Last week, Perplexity unveiled its new Deep Research feature, designed to enhance the analysis of intricate questions and provide detailed reports through thorough reasoning on various topics. This capability has been integrated into the model picker and is accessible to all users. The company asserts that its response generation is quicker than that of OpenAI’s comparable tool, boasting an average output time of just three minutes. Additionally, Perplexity recently launched an AI assistant for Android, equipped with computer vision and web search functionalities.
Perplexity Unveils Deep Research Feature
Following in the footsteps of Google and OpenAI, Perplexity has emerged as the latest AI entity from Silicon Valley to introduce a Deep Research tool. According to a detailed description on the company’s blog, the feature likely employs a test time compute expansion strategy. This allows the AI model to extend its analysis time on a query, enabling it to investigate the issue more thoroughly, reassess its responses, and explore alternative theories.
The Deep Research feature is being made available to all users, with Pro subscribers enjoying unlimited access to its queries, while free-tier users will have a limited daily allowance. Currently, this feature can only be utilized on Perplexity’s web platform, although the company has plans for it to launch soon on iOS, Android, and Mac applications.

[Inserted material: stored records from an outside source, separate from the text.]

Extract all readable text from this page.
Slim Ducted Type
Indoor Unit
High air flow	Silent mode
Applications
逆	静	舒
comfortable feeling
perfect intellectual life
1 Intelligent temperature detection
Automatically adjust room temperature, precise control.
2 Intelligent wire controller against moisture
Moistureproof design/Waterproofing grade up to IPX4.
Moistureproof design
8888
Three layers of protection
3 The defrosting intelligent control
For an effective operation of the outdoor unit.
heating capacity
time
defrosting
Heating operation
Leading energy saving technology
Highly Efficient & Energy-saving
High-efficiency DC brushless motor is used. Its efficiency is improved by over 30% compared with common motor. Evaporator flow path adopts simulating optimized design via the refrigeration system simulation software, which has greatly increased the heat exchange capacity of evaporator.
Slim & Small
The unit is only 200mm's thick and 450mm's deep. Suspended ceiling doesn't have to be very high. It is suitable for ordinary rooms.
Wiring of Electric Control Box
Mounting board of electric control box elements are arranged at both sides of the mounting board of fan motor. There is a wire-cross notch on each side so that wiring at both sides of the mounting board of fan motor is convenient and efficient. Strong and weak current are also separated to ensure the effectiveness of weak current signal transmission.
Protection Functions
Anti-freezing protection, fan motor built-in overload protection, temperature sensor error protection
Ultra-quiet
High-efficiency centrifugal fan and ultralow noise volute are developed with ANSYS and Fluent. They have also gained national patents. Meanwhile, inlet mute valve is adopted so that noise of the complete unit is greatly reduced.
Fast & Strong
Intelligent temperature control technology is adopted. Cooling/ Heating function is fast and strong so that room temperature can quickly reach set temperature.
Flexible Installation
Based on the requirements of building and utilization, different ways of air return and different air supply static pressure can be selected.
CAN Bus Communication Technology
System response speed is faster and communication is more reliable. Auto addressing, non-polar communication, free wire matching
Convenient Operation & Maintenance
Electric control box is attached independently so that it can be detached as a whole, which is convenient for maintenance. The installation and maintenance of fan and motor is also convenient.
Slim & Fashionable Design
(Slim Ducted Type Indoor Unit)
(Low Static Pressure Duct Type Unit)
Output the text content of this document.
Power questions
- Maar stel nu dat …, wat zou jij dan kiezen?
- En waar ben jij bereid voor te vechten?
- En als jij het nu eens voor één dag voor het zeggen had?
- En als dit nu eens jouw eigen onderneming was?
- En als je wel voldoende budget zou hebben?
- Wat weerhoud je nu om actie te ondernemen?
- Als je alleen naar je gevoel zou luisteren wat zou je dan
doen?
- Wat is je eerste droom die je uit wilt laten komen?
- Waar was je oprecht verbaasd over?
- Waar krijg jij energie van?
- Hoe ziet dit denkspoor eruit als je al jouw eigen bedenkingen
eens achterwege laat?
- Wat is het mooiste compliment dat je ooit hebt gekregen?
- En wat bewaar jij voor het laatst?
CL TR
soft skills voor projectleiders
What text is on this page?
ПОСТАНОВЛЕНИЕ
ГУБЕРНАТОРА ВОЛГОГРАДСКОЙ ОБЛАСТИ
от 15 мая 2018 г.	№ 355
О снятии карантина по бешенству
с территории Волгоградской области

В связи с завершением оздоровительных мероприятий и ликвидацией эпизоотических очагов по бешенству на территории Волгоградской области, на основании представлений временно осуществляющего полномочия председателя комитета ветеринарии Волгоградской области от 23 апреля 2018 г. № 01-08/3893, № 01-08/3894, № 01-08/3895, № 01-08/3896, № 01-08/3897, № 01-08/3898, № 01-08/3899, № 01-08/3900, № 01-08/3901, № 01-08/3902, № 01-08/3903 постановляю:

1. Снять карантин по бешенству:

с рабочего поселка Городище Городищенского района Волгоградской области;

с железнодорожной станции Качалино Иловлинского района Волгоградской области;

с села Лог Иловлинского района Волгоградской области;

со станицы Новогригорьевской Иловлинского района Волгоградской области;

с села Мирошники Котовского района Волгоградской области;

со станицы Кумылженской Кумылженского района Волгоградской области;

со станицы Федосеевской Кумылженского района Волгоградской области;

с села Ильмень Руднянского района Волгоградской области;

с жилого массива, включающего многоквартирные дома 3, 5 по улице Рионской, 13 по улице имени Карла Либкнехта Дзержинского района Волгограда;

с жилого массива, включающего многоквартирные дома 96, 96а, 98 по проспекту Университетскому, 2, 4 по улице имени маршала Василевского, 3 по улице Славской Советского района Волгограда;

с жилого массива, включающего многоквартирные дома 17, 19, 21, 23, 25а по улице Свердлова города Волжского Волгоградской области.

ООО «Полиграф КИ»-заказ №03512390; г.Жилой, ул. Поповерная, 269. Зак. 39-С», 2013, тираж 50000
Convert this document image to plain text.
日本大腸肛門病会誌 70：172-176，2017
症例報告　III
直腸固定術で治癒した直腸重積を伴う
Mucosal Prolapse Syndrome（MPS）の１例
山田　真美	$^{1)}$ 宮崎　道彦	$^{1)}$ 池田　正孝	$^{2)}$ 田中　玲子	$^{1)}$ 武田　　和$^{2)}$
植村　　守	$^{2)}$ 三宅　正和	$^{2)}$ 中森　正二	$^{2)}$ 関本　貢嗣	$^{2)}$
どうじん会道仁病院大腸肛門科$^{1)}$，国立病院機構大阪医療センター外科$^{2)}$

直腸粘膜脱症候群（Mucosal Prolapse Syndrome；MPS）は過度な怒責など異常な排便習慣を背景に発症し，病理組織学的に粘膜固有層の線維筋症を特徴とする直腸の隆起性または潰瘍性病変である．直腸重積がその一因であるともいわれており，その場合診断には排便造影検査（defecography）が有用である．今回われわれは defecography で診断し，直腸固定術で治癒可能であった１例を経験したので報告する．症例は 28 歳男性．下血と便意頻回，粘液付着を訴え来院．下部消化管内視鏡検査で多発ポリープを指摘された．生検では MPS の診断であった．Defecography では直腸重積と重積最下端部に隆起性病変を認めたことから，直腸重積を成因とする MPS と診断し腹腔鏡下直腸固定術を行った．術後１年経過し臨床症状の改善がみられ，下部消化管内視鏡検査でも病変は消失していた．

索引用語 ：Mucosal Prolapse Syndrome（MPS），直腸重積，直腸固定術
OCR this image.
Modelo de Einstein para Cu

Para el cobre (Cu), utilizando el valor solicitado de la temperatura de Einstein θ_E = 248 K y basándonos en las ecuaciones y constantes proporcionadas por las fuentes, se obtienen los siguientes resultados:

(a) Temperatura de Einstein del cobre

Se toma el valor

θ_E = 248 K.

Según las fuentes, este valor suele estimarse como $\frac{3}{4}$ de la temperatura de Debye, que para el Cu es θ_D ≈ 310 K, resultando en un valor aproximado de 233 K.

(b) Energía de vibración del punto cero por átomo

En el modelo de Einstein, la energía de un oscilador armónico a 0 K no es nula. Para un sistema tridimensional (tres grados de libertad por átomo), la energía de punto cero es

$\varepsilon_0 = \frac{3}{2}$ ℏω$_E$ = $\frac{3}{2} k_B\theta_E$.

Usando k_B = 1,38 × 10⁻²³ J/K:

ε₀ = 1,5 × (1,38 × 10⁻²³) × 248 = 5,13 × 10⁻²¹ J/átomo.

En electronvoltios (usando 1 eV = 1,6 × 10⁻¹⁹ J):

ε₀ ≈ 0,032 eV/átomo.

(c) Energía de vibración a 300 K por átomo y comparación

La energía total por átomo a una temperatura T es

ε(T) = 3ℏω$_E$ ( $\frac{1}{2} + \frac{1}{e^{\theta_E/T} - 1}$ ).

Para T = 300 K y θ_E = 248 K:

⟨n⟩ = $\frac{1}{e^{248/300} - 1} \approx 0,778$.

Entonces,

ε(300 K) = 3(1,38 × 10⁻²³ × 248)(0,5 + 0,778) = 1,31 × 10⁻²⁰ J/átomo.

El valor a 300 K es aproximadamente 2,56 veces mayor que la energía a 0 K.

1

To activate Deep Research, users can select the appropriate mode from a drop-down menu located under the text box. Once activated, the feature allows the AI to commence responding to queries using the Deep Research capabilities. Perplexity claims that it takes roughly three minutes to deliver a response, significantly quicker than the five to 30 minutes required by OpenAI’s tool.
This tool harnesses search and coding functionalities to perform iterative research, analyzing documents and modifying its strategy based on the insights it gathers. After meticulously reviewing the source materials, it organizes the information into a cohesive report. Users have the option to export this report as a PDF or a document or share it as a Perplexity Page with others.
In a noteworthy internal assessment, the Deep Research feature reportedly achieved a score of 21.1 percent on Humanity’s Last Exam, outperforming Gemini Thinking, OpenAI’s o1 and o3-mini models, and DeepSeek-R1.